Artikel 11. Nadere regels inzake beheersplannen, overzichtskaarten, leggers, technische beheersregisters, verslagen en calamiteitenplannen

  • 1. Gedeputeerde Staten stellen voor ieder dijkringgebied en voor dijkringgebieden verbindende primaire waterkeringen als bedoeld in artikel 2, eerste lid, onder b, gehoord de beheerders, een tijdstip vast, waarop de door de beheerders op te stellen beheersplannen en calamiteitenplannen alsmede de te vervaardigen overzichtskaarten en leggers, moeten zijn vastgesteld.

  • 2. Gedeputeerde Staten stellen voor ieder dijkringgebied en voor dijkringgebieden verbindende primaire waterkeringen als bedoeld in artikel 2, eerste lid, onder b, gehoord de beheerders, een tijdstip vast, waarop de door de beheerders te vervaardigen technische beheersregisters en verslagen gereed moeten zijn.

  • 3. De beheerder zendt een besluit tot vaststelling of tot wijziging van een beheersplan, een overzichtskaart, een legger of een calamiteitenplan binnen twee weken na het nemen van dat besluit aan Gedeputeerde Staten.

  • 4. Gedeputeerde Staten kunnen met betrekking tot de inhoud van beheersplannen, overzichtskaarten, leggers, technische beheersregisters, verslagen en calamiteitenplannen, gehoord de beheerders, nadere voorschriften geven.

Artikel 12. Planvoorbereiding

  • 1. De beheerder meldt een aan Gedeputeerde Staten ter goedkeuring ingezonden plan als bedoeld in artikel 7 van de wet gelijktijdig aan Gedeputeerde Staten van andere provincies op wier grondgebied het plan niet wordt uitgevoerd, maar wier grondgebied wel deel uitmaakt van het betreffende dijkringgebied of op wier grondgebied de betreffende dijkringgebieden verbindende primaire waterkering mede is gelegen.

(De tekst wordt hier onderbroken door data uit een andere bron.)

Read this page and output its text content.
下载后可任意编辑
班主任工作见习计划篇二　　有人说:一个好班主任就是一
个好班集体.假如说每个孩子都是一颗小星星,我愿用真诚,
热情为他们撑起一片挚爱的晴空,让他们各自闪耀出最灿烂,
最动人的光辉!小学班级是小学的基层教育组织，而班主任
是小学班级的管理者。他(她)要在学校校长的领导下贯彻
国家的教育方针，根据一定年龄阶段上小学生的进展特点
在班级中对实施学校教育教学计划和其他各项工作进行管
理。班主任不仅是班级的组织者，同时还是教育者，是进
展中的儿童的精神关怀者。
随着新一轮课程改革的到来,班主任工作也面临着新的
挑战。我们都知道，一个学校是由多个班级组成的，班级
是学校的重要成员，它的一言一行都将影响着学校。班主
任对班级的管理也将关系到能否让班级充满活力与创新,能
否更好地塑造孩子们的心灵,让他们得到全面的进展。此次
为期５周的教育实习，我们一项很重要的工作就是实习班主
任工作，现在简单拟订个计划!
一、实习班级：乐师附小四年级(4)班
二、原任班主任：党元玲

  • 2. Gedeputeerde Staten kunnen nadere voorschriften geven met betrekking tot de voorbereiding van een plan als bedoeld in artikel 7 van de wet. Zij kunnen bepalen dat het plan of een besluit tot de aanleg of verbetering van een regionale waterkering, vergezeld gaat van een advies van een door de beheerder ingestelde adviesgroep waarin in elk geval zitting hebben:

    • a.

      een vertegenwoordiger van de beheerder;

    • b.

      een vertegenwoordiger van de gemeente binnen wiens grondgebied het plan wordt uitgevoerd;

    • c.

      een vertegenwoordiger van de betrokken waterbeheerder;

    • d.

      een vertegenwoordiger van de provincie binnen wiens grondgebied het plan wordt uitgevoerd;

    • e.

      een vertegenwoordiger van elk van naar het oordeel van de beheerder betrokken belangengroeperingen.

Artikel 13. Coördinatiecommissie

  • 1. Gedeputeerde Staten kunnen voor de advisering over de goedkeuring van dijkverbeteringsplannen een Coördinatiecommissie Dijkverbeteringsplannen instellen.

  • 2. Ingeval een commissie als bedoeld in het eerste lid wordt ingesteld, stellen Gedeputeerde Staten een reglement vast voor het functioneren van de commissie.

Artikel 14. Inwerkingtreding

Deze verordening treedt in werking op door Gedeputeerde Staten van Gelderland in overleg met Gedeputeerde Staten van Limburg, van Overijssel en van Zuid-Holland vast te stellen tijdstip.

Artikel 15. Citeertitel

Deze verordening wordt aangehaald als: Verordening waterkering Gelderland.